Hal itu diungkapkan Bamsoet ketika bertemu lima pimpinan KPK di ruang rapat pimpinan MPR, Kompleks Parlemen Senayan, Jakarta, Selasa, 14 Januari 2020. Bamsoet menekankan, KPK dalam tindakannya tetap menjaga stabilitas perekonomian negara.
"Artinya tidak boleh ini menakut-nakuti dalam hal ini iklim investasi yang telah susah payah dibangun pemerintah," kata Bamsoet.
Politikus Partai Golkar itu membeberkan cerita yang disampaikan pimpinan KPK kepada MPR terkait proses penegakan tindak pidana korupsi. Menurutnya, kinerja KPK saat ini sedang menyesuaikan dengan UU KPK baru yang berlaku pada Jumat, 20 Desember 2019.
"Tadi pimpinan KPK curhat, hal-hal yang perlu disinkronkan dengan UU yang baru terutama hubungan kerja dengan dewas (dewan pengawas). Masalah internal KPK lainnya seperti data sharing dan peralihan status ASN yang masih diproses," ucapnya.
Bamsoet berharap KPK dapat bekerja secara konsisten dan menjadi garda terdepan dalam pemberantasan korupsi.

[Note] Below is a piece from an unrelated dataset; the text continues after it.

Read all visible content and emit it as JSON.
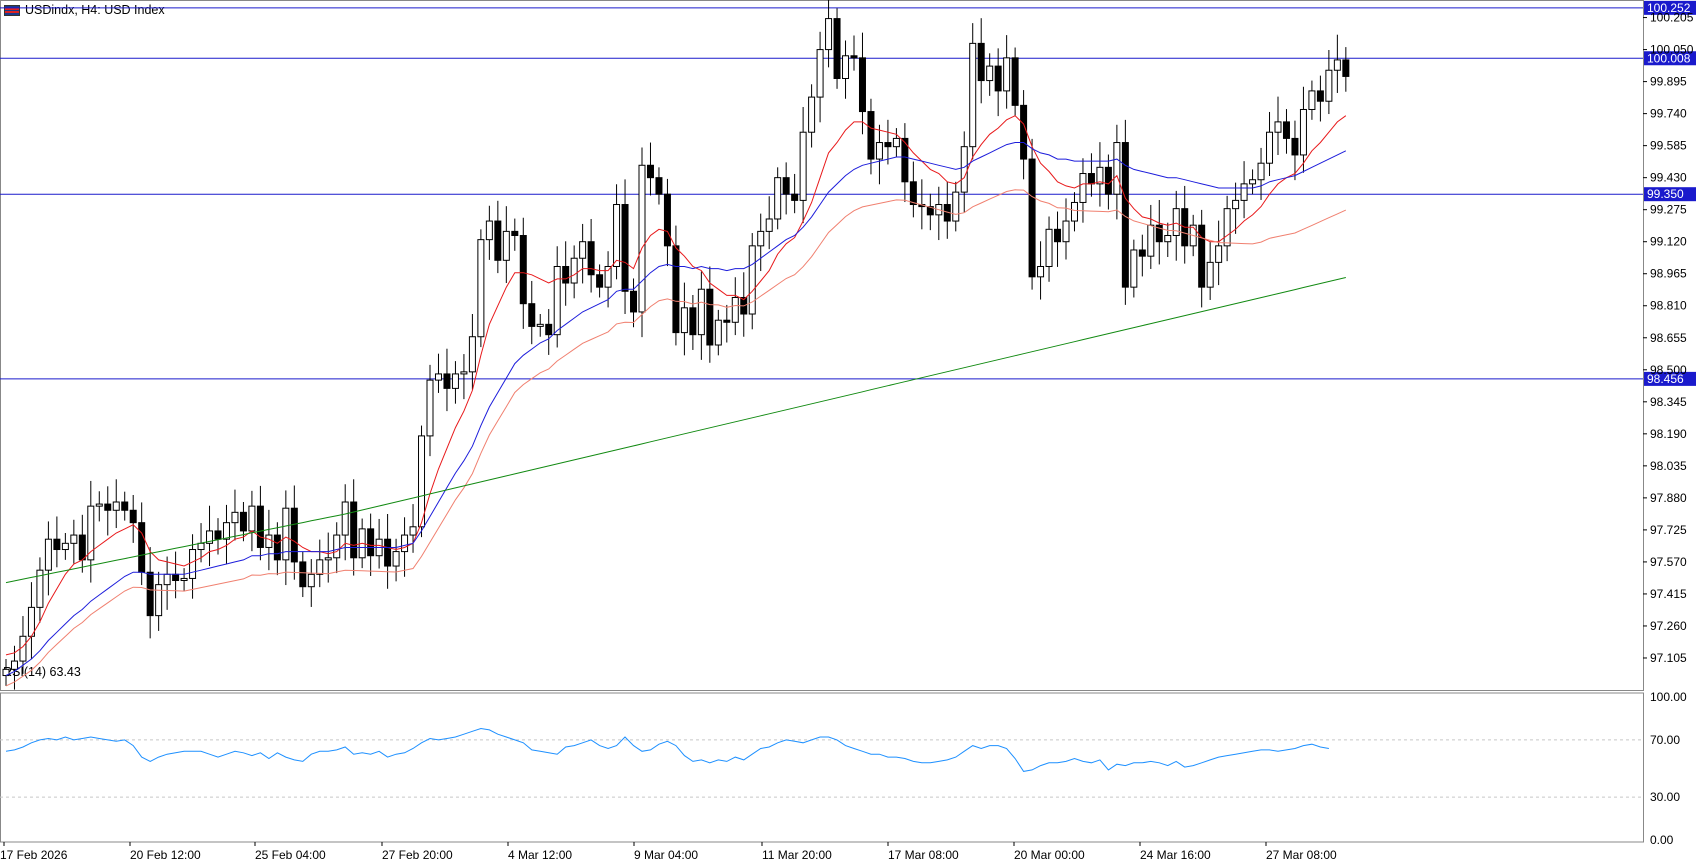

Dia juga meminta KPK tidak tunduk pada partai politik tertentu maupun pihak lain.
"KPK meyakinkan kepada kami, bahwa KPK tidak bekerja menjadi tunggangan partai politik dan kepentingan manapun kecuali kepentingan bangsa dan negara," katanya.
Sebelumnya KPK menetapkan Komisioner KPU Wahyu Setiawan sebagai tersangka kasus dugaan suap perebutan kursi calon legislatif DPR dalam mekanisme pergantian antarwaktu (PAW), Kamis, 9 Januari 2020.

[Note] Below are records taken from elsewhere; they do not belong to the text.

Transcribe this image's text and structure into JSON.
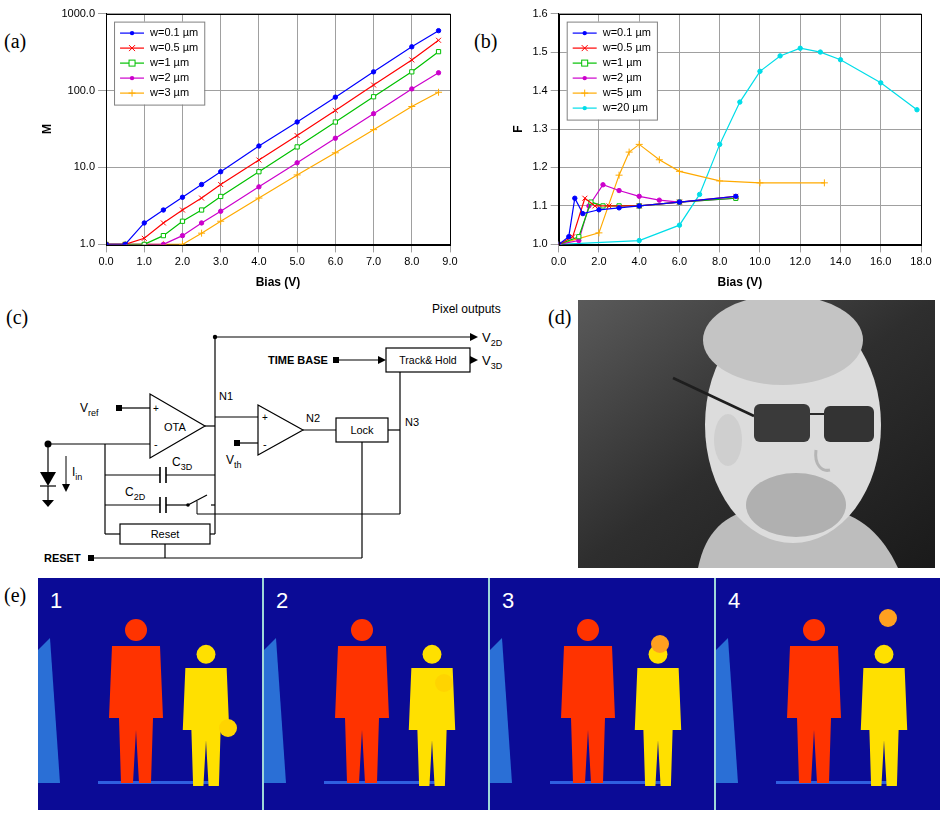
{
  "chart_data": [
    {
      "panel_label": "(a)",
      "type": "line",
      "x_label": "Bias (V)",
      "y_label": "M",
      "log": "y",
      "grid": true,
      "legend": "upper left",
      "xlim": [
        0,
        9
      ],
      "xticks": [
        {
          "value": 0,
          "label": "0.0"
        },
        {
          "value": 1,
          "label": "1.0"
        },
        {
          "value": 2,
          "label": "2.0"
        },
        {
          "value": 3,
          "label": "3.0"
        },
        {
          "value": 4,
          "label": "4.0"
        },
        {
          "value": 5,
          "label": "5.0"
        },
        {
          "value": 6,
          "label": "6.0"
        },
        {
          "value": 7,
          "label": "7.0"
        },
        {
          "value": 8,
          "label": "8.0"
        },
        {
          "value": 9,
          "label": "9.0"
        }
      ],
      "ylim": [
        1,
        1000
      ],
      "yticks": [
        {
          "value": 1,
          "label": "1.0"
        },
        {
          "value": 10,
          "label": "10.0"
        },
        {
          "value": 100,
          "label": "100.0"
        },
        {
          "value": 1000,
          "label": "1000.0"
        }
      ],
      "series": [
        {
          "name": "w=0.1 µm",
          "color": "#0000ff",
          "marker": "circle",
          "x": [
            0,
            0.5,
            1,
            1.5,
            2,
            2.5,
            3,
            4,
            5,
            6,
            7,
            8,
            8.7
          ],
          "values": [
            1,
            1,
            1.9,
            2.8,
            4.1,
            6,
            8.8,
            19,
            39,
            82,
            175,
            370,
            600
          ]
        },
        {
          "name": "w=0.5 µm",
          "color": "#ff0000",
          "marker": "x",
          "x": [
            0,
            0.5,
            1,
            1.5,
            2,
            2.5,
            3,
            4,
            5,
            6,
            7,
            8,
            8.7
          ],
          "values": [
            1,
            1,
            1.2,
            1.9,
            2.8,
            4,
            6,
            12.5,
            26,
            55,
            118,
            250,
            450
          ]
        },
        {
          "name": "w=1 µm",
          "color": "#00c000",
          "marker": "square",
          "x": [
            0,
            0.5,
            1,
            1.5,
            2,
            2.5,
            3,
            4,
            5,
            6,
            7,
            8,
            8.7
          ],
          "values": [
            1,
            1,
            1,
            1.3,
            2,
            2.8,
            4.2,
            8.8,
            18.5,
            39,
            83,
            175,
            320
          ]
        },
        {
          "name": "w=2 µm",
          "color": "#cc00cc",
          "marker": "circle",
          "x": [
            0,
            0.5,
            1,
            1.5,
            2,
            2.5,
            3,
            4,
            5,
            6,
            7,
            8,
            8.7
          ],
          "values": [
            1,
            1,
            1,
            1,
            1.3,
            1.9,
            2.7,
            5.6,
            11.5,
            24,
            50,
            105,
            170
          ]
        },
        {
          "name": "w=3 µm",
          "color": "#ffaa00",
          "marker": "plus",
          "x": [
            0,
            0.5,
            1,
            1.5,
            2,
            2.5,
            3,
            4,
            5,
            6,
            7,
            8,
            8.7
          ],
          "values": [
            1,
            1,
            1,
            1,
            1,
            1.4,
            2,
            4,
            8,
            15.5,
            31,
            62,
            95
          ]
        }
      ]
    },
    {
      "panel_label": "(b)",
      "type": "line",
      "x_label": "Bias (V)",
      "y_label": "F",
      "grid": true,
      "legend": "upper left",
      "xlim": [
        0,
        18
      ],
      "xticks": [
        {
          "value": 0,
          "label": "0.0"
        },
        {
          "value": 2,
          "label": "2.0"
        },
        {
          "value": 4,
          "label": "4.0"
        },
        {
          "value": 6,
          "label": "6.0"
        },
        {
          "value": 8,
          "label": "8.0"
        },
        {
          "value": 10,
          "label": "10.0"
        },
        {
          "value": 12,
          "label": "12.0"
        },
        {
          "value": 14,
          "label": "14.0"
        },
        {
          "value": 16,
          "label": "16.0"
        },
        {
          "value": 18,
          "label": "18.0"
        }
      ],
      "ylim": [
        1,
        1.6
      ],
      "yticks": [
        {
          "value": 1,
          "label": "1.0"
        },
        1.1,
        1.2,
        1.3,
        1.4,
        1.5,
        1.6
      ],
      "series": [
        {
          "name": "w=0.1 µm",
          "color": "#0000ff",
          "marker": "circle",
          "x": [
            0,
            0.5,
            0.8,
            1.2,
            2,
            3,
            4,
            6,
            8.8
          ],
          "values": [
            1,
            1.02,
            1.12,
            1.08,
            1.09,
            1.095,
            1.1,
            1.11,
            1.125
          ]
        },
        {
          "name": "w=0.5 µm",
          "color": "#ff0000",
          "marker": "x",
          "x": [
            0,
            0.7,
            1.3,
            1.8,
            2.5,
            4,
            6,
            8.8
          ],
          "values": [
            1,
            1.02,
            1.12,
            1.1,
            1.1,
            1.1,
            1.11,
            1.125
          ]
        },
        {
          "name": "w=1 µm",
          "color": "#00c000",
          "marker": "square",
          "x": [
            0,
            1,
            1.6,
            2.2,
            3,
            4,
            6,
            8.8
          ],
          "values": [
            1,
            1.02,
            1.11,
            1.1,
            1.1,
            1.1,
            1.11,
            1.12
          ]
        },
        {
          "name": "w=2 µm",
          "color": "#cc00cc",
          "marker": "circle",
          "x": [
            0,
            1,
            1.5,
            2.2,
            3,
            4,
            5,
            6,
            8.8
          ],
          "values": [
            1,
            1.01,
            1.1,
            1.155,
            1.14,
            1.125,
            1.115,
            1.11,
            1.12
          ]
        },
        {
          "name": "w=5 µm",
          "color": "#ffaa00",
          "marker": "plus",
          "x": [
            0,
            2,
            3,
            3.5,
            4,
            5,
            6,
            8,
            10,
            13.2
          ],
          "values": [
            1,
            1.03,
            1.18,
            1.24,
            1.26,
            1.22,
            1.19,
            1.165,
            1.16,
            1.16
          ]
        },
        {
          "name": "w=20 µm",
          "color": "#00dde8",
          "marker": "circle",
          "x": [
            0,
            4,
            6,
            7,
            8,
            9,
            10,
            11,
            12,
            13,
            14,
            16,
            17.8
          ],
          "values": [
            1,
            1.01,
            1.05,
            1.13,
            1.26,
            1.37,
            1.45,
            1.49,
            1.51,
            1.5,
            1.48,
            1.42,
            1.35
          ]
        }
      ]
    }
  ],
  "diagram": {
    "panel_label": "(c)",
    "pixel_outputs": "Pixel outputs",
    "v2d": {
      "text": "V",
      "sub": "2D"
    },
    "v3d": {
      "text": "V",
      "sub": "3D"
    },
    "time_base": "TIME BASE",
    "track_hold": "Track& Hold",
    "vref": {
      "text": "V",
      "sub": "ref"
    },
    "ota": "OTA",
    "n1": "N1",
    "n2": "N2",
    "n3": "N3",
    "lock": "Lock",
    "vth": {
      "text": "V",
      "sub": "th"
    },
    "c3d": {
      "text": "C",
      "sub": "3D"
    },
    "c2d": {
      "text": "C",
      "sub": "2D"
    },
    "iin": {
      "text": "I",
      "sub": "in"
    },
    "reset_box": "Reset",
    "reset_signal": "RESET",
    "plus": "+",
    "minus": "-"
  },
  "photo": {
    "panel_label": "(d)"
  },
  "frames": {
    "panel_label": "(e)",
    "labels": [
      "1",
      "2",
      "3",
      "4"
    ]
  }
}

Selain Wahyu, tiga orang lain juga berstatus tersangka dalam kasus ini, yaitu orang kepercayaannya Wahyu sekaligus eks anggota Badan Pengawas Pemilu (Bawaslu) Agustiano Tio Fridelina, caleg PDIP Harun Masiku, dan Saeful Bahri.
Atas perbuatan, Wahyu Setiawan dan Agustiani Fridelina disangkakan pasal 12 ayat (1) huruf a atau b atau pasal 11 Undang-undang Nomor 31 tahun 1999 sebagaimana telah diubah dengan UU nomor 20 tahun 2001 tentang pemberantasan tindak pidana korupsi juncto pasal 55 ayat (1) ke 1 KUHP.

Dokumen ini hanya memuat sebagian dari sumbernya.